Threat of legal action not terrorism behind calls for emergency data retention legislation

Open Rights Group (ORG) has responded to government calls for emergency legislation that would require ISPs and telecoms companies to keep records of our phone calls, texts and internet usage as ‘spin’.  The digital rights organisation believes that it is the threat of legal action from organisations like ORG, not the threat of terrorism, that are behind the calls for legislation.

Executive Director, Jim Killock, said:

“The government is tacitly admitting that our current data retention laws are illegal and that they are required to re-legislate. The European Court has ruled that data retention should be limited and blanket retention cannot be justified because it interferes with our right to privacy. However Theresa May actually wants to increase the amount of communications data that is kept about us.”

In April, the European Court of Justice (CJEU) struck down the Data Retention Directive because it breached our rights to privacy and protection of personal data. Since then, ORG has written to the government to ask them to stop trying to enforce EU data retention laws that are no longer valid. In addition, over 1,500 Open Rights Group supporters have contacted their ISPs asking them to stop retaining their data.

ORG is calling for any new legislation to include the guidance issued by the CJEU (below), in particular to recognise that blanket retention cannot be justified because it interferes with our right to privacy and should therefore be limited.

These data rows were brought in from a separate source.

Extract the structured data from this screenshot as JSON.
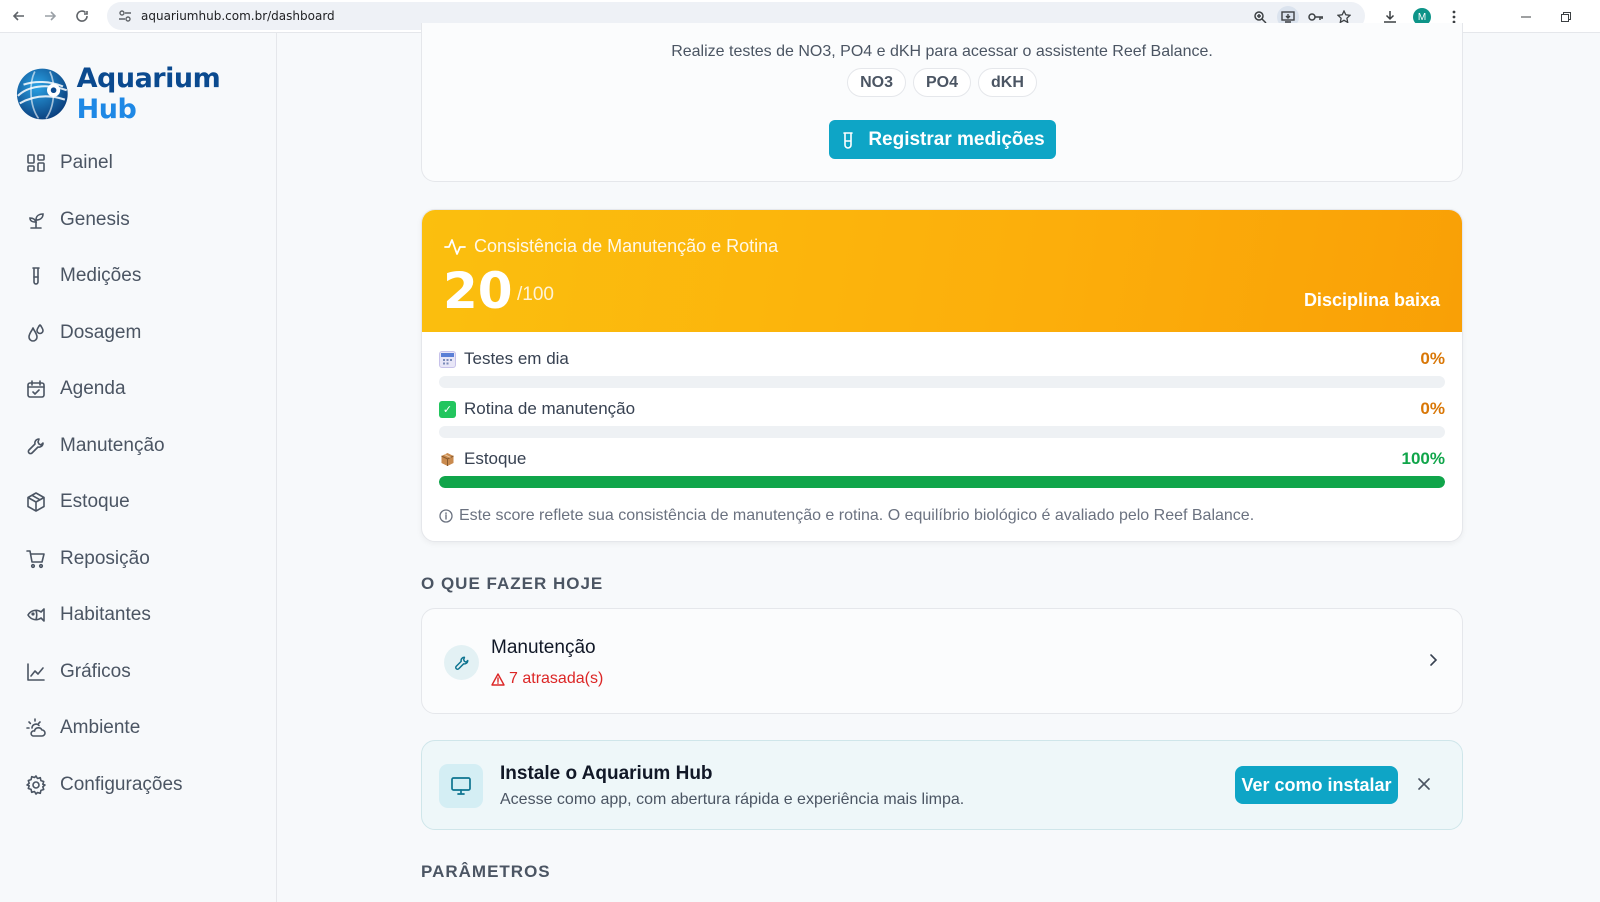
{
  "browser": {
    "url": "aquariumhub.com.br/dashboard",
    "profile_initial": "M"
  },
  "brand": {
    "name_part1": "Aquarium",
    "name_part2": "Hub",
    "color_dark": "#0b4a8f",
    "color_light": "#1e88e5"
  },
  "sidebar": {
    "items": [
      {
        "label": "Painel",
        "icon": "grid-icon"
      },
      {
        "label": "Genesis",
        "icon": "sprout-icon"
      },
      {
        "label": "Medições",
        "icon": "test-tube-icon"
      },
      {
        "label": "Dosagem",
        "icon": "droplets-icon"
      },
      {
        "label": "Agenda",
        "icon": "calendar-icon"
      },
      {
        "label": "Manutenção",
        "icon": "wrench-icon"
      },
      {
        "label": "Estoque",
        "icon": "package-icon"
      },
      {
        "label": "Reposição",
        "icon": "cart-icon"
      },
      {
        "label": "Habitantes",
        "icon": "fish-icon"
      },
      {
        "label": "Gráficos",
        "icon": "line-chart-icon"
      },
      {
        "label": "Ambiente",
        "icon": "cloud-sun-icon"
      },
      {
        "label": "Configurações",
        "icon": "gear-icon"
      }
    ]
  },
  "reef_balance": {
    "message": "Realize testes de NO3, PO4 e dKH para acessar o assistente Reef Balance.",
    "chips": [
      "NO3",
      "PO4",
      "dKH"
    ],
    "button_label": "Registrar medições"
  },
  "consistency": {
    "title": "Consistência de Manutenção e Rotina",
    "score": "20",
    "max": "/100",
    "status": "Disciplina baixa",
    "metrics": [
      {
        "label": "Testes em dia",
        "percent_text": "0%",
        "value": 0,
        "icon": "calendar-emoji-icon",
        "color": "#d97706"
      },
      {
        "label": "Rotina de manutenção",
        "percent_text": "0%",
        "value": 0,
        "icon": "check-box-icon",
        "color": "#d97706"
      },
      {
        "label": "Estoque",
        "percent_text": "100%",
        "value": 100,
        "icon": "box-emoji-icon",
        "color": "#10a54a"
      }
    ],
    "note": "Este score reflete sua consistência de manutenção e rotina. O equilíbrio biológico é avaliado pelo Reef Balance.",
    "header_color": "#fbbf0e"
  },
  "today": {
    "section_title": "O QUE FAZER HOJE",
    "task_title": "Manutenção",
    "task_alert": "7 atrasada(s)"
  },
  "install": {
    "title": "Instale o Aquarium Hub",
    "subtitle": "Acesse como app, com abertura rápida e experiência mais limpa.",
    "button_label": "Ver como instalar"
  },
  "params": {
    "section_title": "PARÂMETROS"
  },
  "accent_color": "#0ea5c6"
}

The CJEU ruling means there is likely no legal basis for the continuing retention of data by ISPs. Most experts believe that the Data Retention Regulations 2009, which oblige ISPs to keep these records, are now invalid.

The CJEU judgement defined the following limits to data retention under human rights law. They said that legislation must:

– provide exceptions for people whose communications must be confidential for legal reasons

– restrict retention to data that is related to a threat to public security and in particular restrict retention to a particular time period, geographical area and / or set of individuals likely to be involved in a serious crime or persons whose data would contribute to the prevention or prosecution of crime

– restrict access to defined, sufficiently serious crimes

– limit access to that which is strictly necessary

– empower an independent administrative or judicial body to make decisions about access to the data on the basis of need

– distinguish between the usefulness of different kinds of data and relate retention periods to that question

– keep retention periods as low as possible, i.e. to periods that are ‘strictly necessary’

– ensure the data is kept securely

– ensure destruction of the data when it is no longer needed

– ensure the data is kept within the EU.